The meeting was hosted by the International Network for Hepatitis C in Substance Users (INHSU), and the group points to economic and pseudo-scientific barriers that keep drug-using hepatitis sufferers from receiving new, effective treatments, including an assumption that illicit drug use reduced the efficacy of certain medications. The group emphasized last year’s C-EDGE CO-STAR Clinical Trial, which found no negative impact on therapy, and that reinfection rates among users were as low as 4%.
As new treatments have proven their effectiveness, organizations and countries have created audacious goals for the total eradication of the condition. The World Health Organization aspires to see hepatitis B and C eliminated as a “global health threat” by 2030, with 80% overall diagnosis and 65% treatment. Only a minority of global HCV cases are currently believed to be diagnosed.

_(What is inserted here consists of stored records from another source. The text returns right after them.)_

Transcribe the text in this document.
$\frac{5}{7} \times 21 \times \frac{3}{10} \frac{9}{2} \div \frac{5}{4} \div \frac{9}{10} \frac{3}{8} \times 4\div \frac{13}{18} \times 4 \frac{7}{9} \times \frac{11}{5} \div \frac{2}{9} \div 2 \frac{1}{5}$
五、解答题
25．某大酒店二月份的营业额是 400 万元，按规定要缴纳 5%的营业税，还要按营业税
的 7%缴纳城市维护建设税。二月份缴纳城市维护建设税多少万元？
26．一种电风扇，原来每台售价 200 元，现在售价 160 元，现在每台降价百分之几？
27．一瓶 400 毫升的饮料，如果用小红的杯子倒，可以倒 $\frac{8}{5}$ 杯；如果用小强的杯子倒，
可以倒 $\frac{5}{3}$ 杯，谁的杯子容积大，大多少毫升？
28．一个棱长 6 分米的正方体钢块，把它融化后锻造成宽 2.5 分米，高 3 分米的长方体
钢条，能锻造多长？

Among a handful of countries that have set out to fight the disease directly, Australia has seen success with its recent subsidization of the most effective treatments, which include Harvoni (ledipasvir and sofosbuvir) and Daklinza (daclatasvir). More than 20,000 people have begun treatment in the first 4 months of cheap availability, a take-up rate that experts there say “would result in more people being treated in 10 months than would have been treated in 20 years of the old therapies.” With a healthcare card, these medications can cost as little as $10 per month in Australia.
In their declaration, the INHSU cites studies indicating that a 3-to-5-fold uptick in treatment amongst injectable drug users in countries like Canada could cut HCV prevalence in half there in just a decade. They praise the countries that have begun making the treatments more accessible, and call on countries like the United States to follow suit.
Currently, 12-week treatments of effective drugs like sofosbuvir can cost tens of thousands of dollars in the United States. For most HCV-positive users of illicit narcotics, those costs are extremely prohibitive. In contrast, countries like Mongolia and Egypt have found ways to make them available for as little as $900.
The costs, combined with physicians’ reticence to prescribe the treatments to drug users based on false assumptions of hindered efficacy or inevitable reinfection, stand in the way of what the WHO and INHSU believe could be a rapid eradication of the condition.
"We strongly recommend that all restrictions on access to new hepatitis C treatments based on drug or alcohol use or opioid substitution treatment be removed,” says Professor Olav Dalgard, who chaired the 2016 Symposium. “There is no good ethical or health based evidence for such discriminations. Nor do the restrictions make clinical, public health or health economic sense."